Assuming for the moment that three layers are desired, those might be (1) an extremely small, fast cache, located on the same physical substrate as the processing core of the DSP, that contains very little, but highly relevant instructions or data, (2) a somewhat larger, somewhat slower memory, still located on the same physical substrate as the processing core of the DSP, that contains relevant instructions or data and (3) an external memory that is as large as need be to contain the entirety of a program and data that the DSP is to use, but that is located on a separate physical substrate and accessible only through a comparatively slow external memory interface.
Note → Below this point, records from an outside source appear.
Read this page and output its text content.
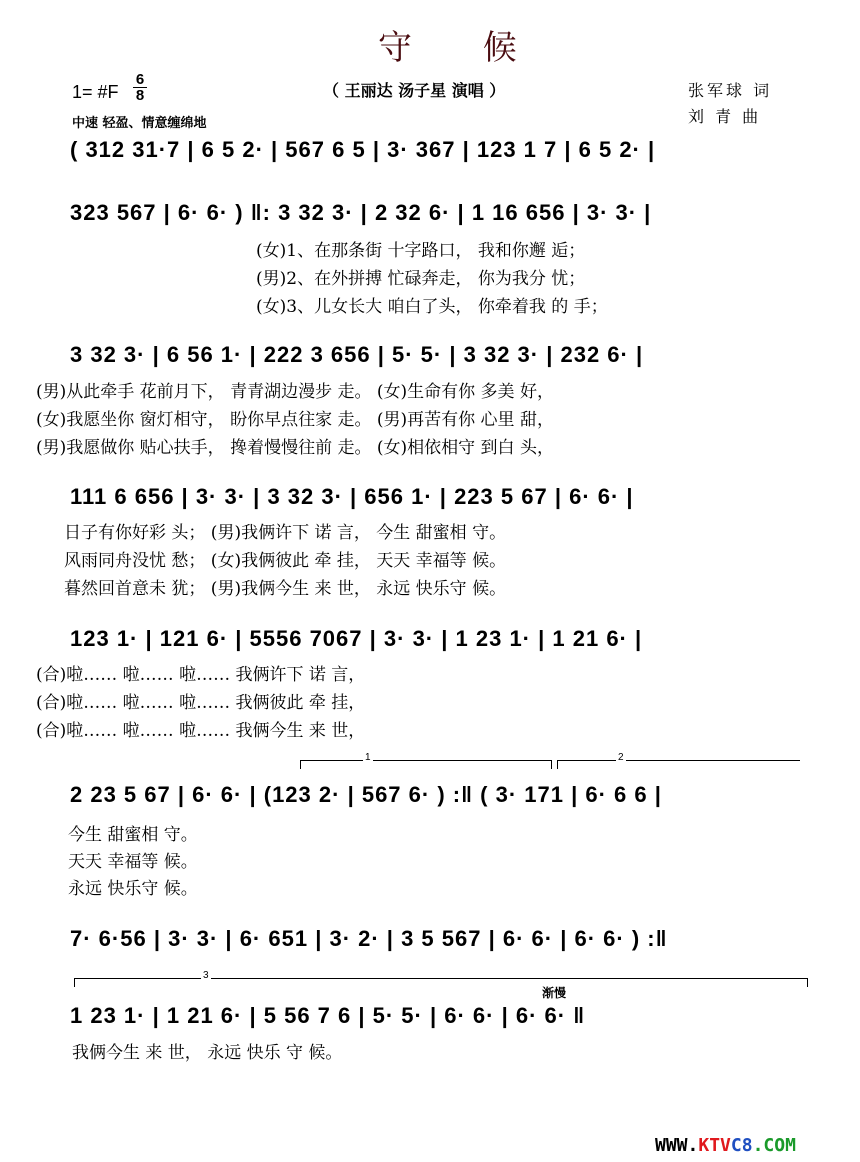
守 候
1= #F
6
8
中速 轻盈、情意缠绵地
（ 王丽达 汤子星 演唱 ）	张军球 词
刘 青 曲
( 312 31·7 | 6 5 2· | 567 6 5 | 3· 367 | 123 1 7 | 6 5 2· |
323 567 | 6· 6· ) ‖: 3 32 3· | 2 32 6· | 1 16 656 | 3· 3· |
(女)1、在那条街 十字路口， 我和你邂 逅；
(男)2、在外拼搏 忙碌奔走， 你为我分 忧；
(女)3、儿女长大 咱白了头， 你牵着我 的 手；
3 32 3· | 6 56 1· | 222 3 656 | 5· 5· | 3 32 3· | 232 6· |
(男)从此牵手 花前月下， 青青湖边漫步 走。 (女)生命有你 多美 好，
(女)我愿坐你 窗灯相守， 盼你早点往家 走。 (男)再苦有你 心里 甜，
(男)我愿做你 贴心扶手， 搀着慢慢往前 走。 (女)相依相守 到白 头，
111 6 656 | 3· 3· | 3 32 3· | 656 1· | 223 5 67 | 6· 6· |
日子有你好彩 头； (男)我俩许下 诺 言， 今生 甜蜜相 守。
风雨同舟没忧 愁； (女)我俩彼此 牵 挂， 天天 幸福等 候。
暮然回首意未 犹； (男)我俩今生 来 世， 永远 快乐守 候。
123 1· | 121 6· | 5556 7067 | 3· 3· | 1 23 1· | 1 21 6· |
(合)啦…… 啦…… 啦…… 我俩许下 诺 言，
(合)啦…… 啦…… 啦…… 我俩彼此 牵 挂，
(合)啦…… 啦…… 啦…… 我俩今生 来 世，
1	2
2 23 5 67 | 6· 6· | (123 2· | 567 6· ) :‖ ( 3· 171 | 6· 6 6 |
今生 甜蜜相 守。
天天 幸福等 候。
永远 快乐守 候。
7· 6·56 | 3· 3· | 6· 651 | 3· 2· | 3 5 567 | 6· 6· | 6· 6· ) :‖
3
渐慢
1 23 1· | 1 21 6· | 5 56 7 6 | 5· 5· | 6· 6· | 6· 6· ‖
我俩今生 来 世， 永远 快乐 守 候。
WWW.KTVC8.COM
It should be noted that processors of all types, including ubiquitous microprocessors, employ the same stratification strategy to balance their speed and cost goals.
Certain tasks that processors may be called upon to perform benefit greatly from the use of “self-modifying code.” A program containing self-modify-ng code changes that code during the program's execution. Self-modifying code turns out to be a powerful programming tool, because the very structure of a particular program can be made to adapt itself dynamically to conditions encountered during the program's execution. John von Neumann, a pioneer in computer science, recognized that computer programs and the data upon which those programs act are indistinguishable from one another, and hence can be stored in the same memory space. This is why the DSP architecture described above that unifies instructions and data in a single memory and a single bus is of a “von Neumann” architecture. In von Neumann architecture DSPs, self-modifying code is straightforward, because the instructions coexist with data, and are therefore readily accessible as though they were data.
However, in a Harvard architecture DSP, instructions are kept in a separate memory from data, and the data unit in the DSP does not have access to the instruction memory. What is needed in the art is an efficient way to accommodate the need for self-modifying code in a Harvard architecture DSP.